Avera Medical MInute: Motorcyclist recovers to ride again
Nearly two years ago, Scott Blackburn was riding his motorcycle between Sioux Falls and Beresford.
"I was trying to be a safe night driver following another vehicle, headlights behind me, my lights on, and a deer happened to go right into my windshield, forcing his way into my chest," said Blackburn.
Two witnesses, who were medically trained, stopped and helped immediately.
"Never saw the bright lights, except for the helicopter," said Blackburn.
Scott had multiple rib fractures and a lacerated liver. He also lost his spleen.
"And then they worked on my foot. It was the last thing that they did," said Blackburn.
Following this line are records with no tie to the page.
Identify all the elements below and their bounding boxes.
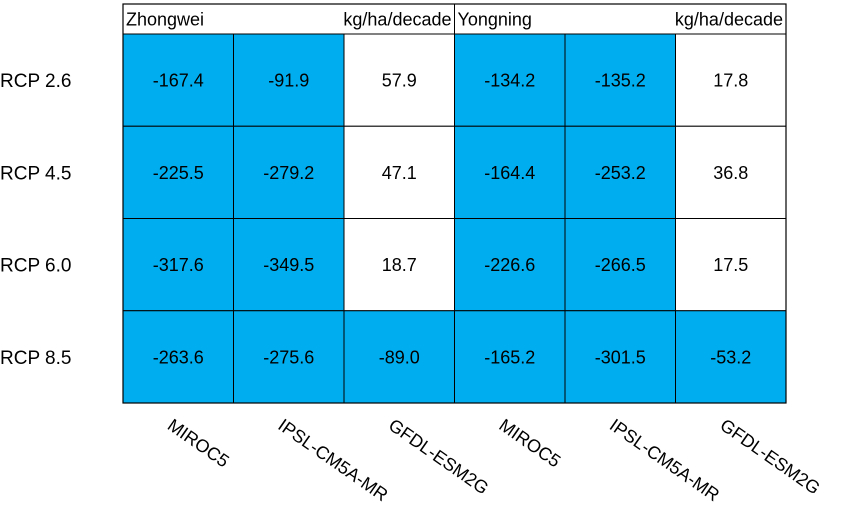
heatmap-cell (675, 125, 787, 219)
heatmap-cell (233, 218, 345, 312)
row-label: RCP 2.6 (0, 71, 71, 92)
group-header-box (122, 3, 455, 35)
heatmap-cell (233, 310, 345, 404)
heatmap-cell (454, 218, 566, 312)
row-label: RCP 4.5 (0, 163, 71, 184)
cell-value-label: -279.2 (263, 163, 314, 183)
cell-value-label: -135.2 (595, 71, 646, 91)
group-unit-label: kg/ha/decade (675, 10, 783, 30)
group-header-label: Yongning (458, 10, 532, 30)
cell-value-label: -263.6 (153, 347, 204, 367)
cell-value-label: -164.4 (484, 163, 535, 183)
cell-value-label: -275.6 (263, 347, 314, 367)
heatmap-cell (122, 218, 234, 312)
heatmap-cell (122, 310, 234, 404)
cell-value-label: -53.2 (710, 347, 751, 367)
column-label: MIROC5 (164, 415, 233, 472)
heatmap-cell (454, 310, 566, 404)
group-unit-label: kg/ha/decade (343, 10, 451, 30)
heatmap-cell (564, 310, 676, 404)
cell-value-label: 17.8 (713, 71, 748, 91)
column-label: IPSL-CM5A-MR (606, 415, 723, 505)
heatmap-cell (233, 33, 345, 127)
column-label: GFDL-ESM2G (385, 415, 492, 499)
cell-value-label: -226.6 (484, 255, 535, 275)
cell-value-label: -317.6 (153, 255, 204, 275)
heatmap-cell (233, 125, 345, 219)
heatmap-cell (675, 33, 787, 127)
row-label: RCP 6.0 (0, 256, 71, 277)
group-header-label: Zhongwei (126, 10, 204, 30)
cell-value-label: 18.7 (382, 255, 417, 275)
cell-value-label: 17.5 (713, 255, 748, 275)
column-label: GFDL-ESM2G (716, 415, 823, 499)
cell-value-label: 36.8 (713, 163, 748, 183)
heatmap-cell (564, 218, 676, 312)
cell-value-label: -349.5 (263, 255, 314, 275)
cell-value-label: -301.5 (595, 347, 646, 367)
heatmap-cell (343, 218, 455, 312)
cell-value-label: -225.5 (153, 163, 204, 183)
heatmap-cell (343, 310, 455, 404)
cell-value-label: 57.9 (382, 71, 417, 91)
cell-value-label: -165.2 (484, 347, 535, 367)
heatmap-cell (675, 218, 787, 312)
column-label: MIROC5 (495, 415, 564, 472)
cell-value-label: -89.0 (379, 347, 420, 367)
column-label: IPSL-CM5A-MR (274, 415, 391, 505)
cell-value-label: -91.9 (268, 71, 309, 91)
heatmap-cell (122, 33, 234, 127)
row-label: RCP 8.5 (0, 348, 71, 369)
cell-value-label: -266.5 (595, 255, 646, 275)
heatmap-cell (454, 125, 566, 219)
chart-frame (122, 3, 787, 404)
cell-value-label: 47.1 (382, 163, 417, 183)
heatmap-cell (564, 33, 676, 127)
heatmap-cell (454, 33, 566, 127)
cell-value-label: -253.2 (595, 163, 646, 183)
cell-value-label: -134.2 (484, 71, 535, 91)
cell-value-label: -167.4 (153, 71, 204, 91)
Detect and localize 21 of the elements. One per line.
While the rest of his body healed, Scott had ongoing issues with his ankle and searched for options. That's when he met with Doctor Jessica Reissig, an orthopedic surgeon at Yankton Medical Clinic. He shared his goal to ride again.
"After our first discussion, I had finally found someone to be in my corner, to get, hopefully, this last resolution and keep moving forward," said Blackburn.
Doctor Reissig fused his ankle by inserting a rod. "and taking screws to just hold it in place, and essentially that's just a placeholder to allow the bones all to fuse together," said Doctor Reissig.
"It's miraculous that my life was saved. It's miraculous that they saved my foot," said Blackburn.
Although every situation is different, Doctor Reissig says many ankle fusion patients still have the mobility to drive, just like Scott.
"But now he's walking without a cane, without anything else, and doesn't have a lot of pain and his foot is no longer...He's no longer walking on the inside of the foot now. He's walking kind of flat-footed as people are meant to," said Doctor Reissig.
He's back on his feet and reaching his goal of getting back on the bike again.
"Regardless of how it may seem, every day is a blessing and a gift and when you need support, ask for it," said Blackburn.
He found the help he needed from Doctor Reissig.
"That's great. I mean, that's why I do it. That's why I wake up in the morning, come to work every day and just to get people back to what they want to do, and keep them happy. You can't really live life if you're sitting on a couch, so anything I can do to get people up and walking, that's really gratifying," said Doctor Reissig.
Scott says there is a long list of people to thank, and he hopes to reach out to many of them in time.
"I'm the lucky one. I have the opportunity to get better. So I'm gonna roll with that and stay positive. Just don't let the negative in," said Blackburn.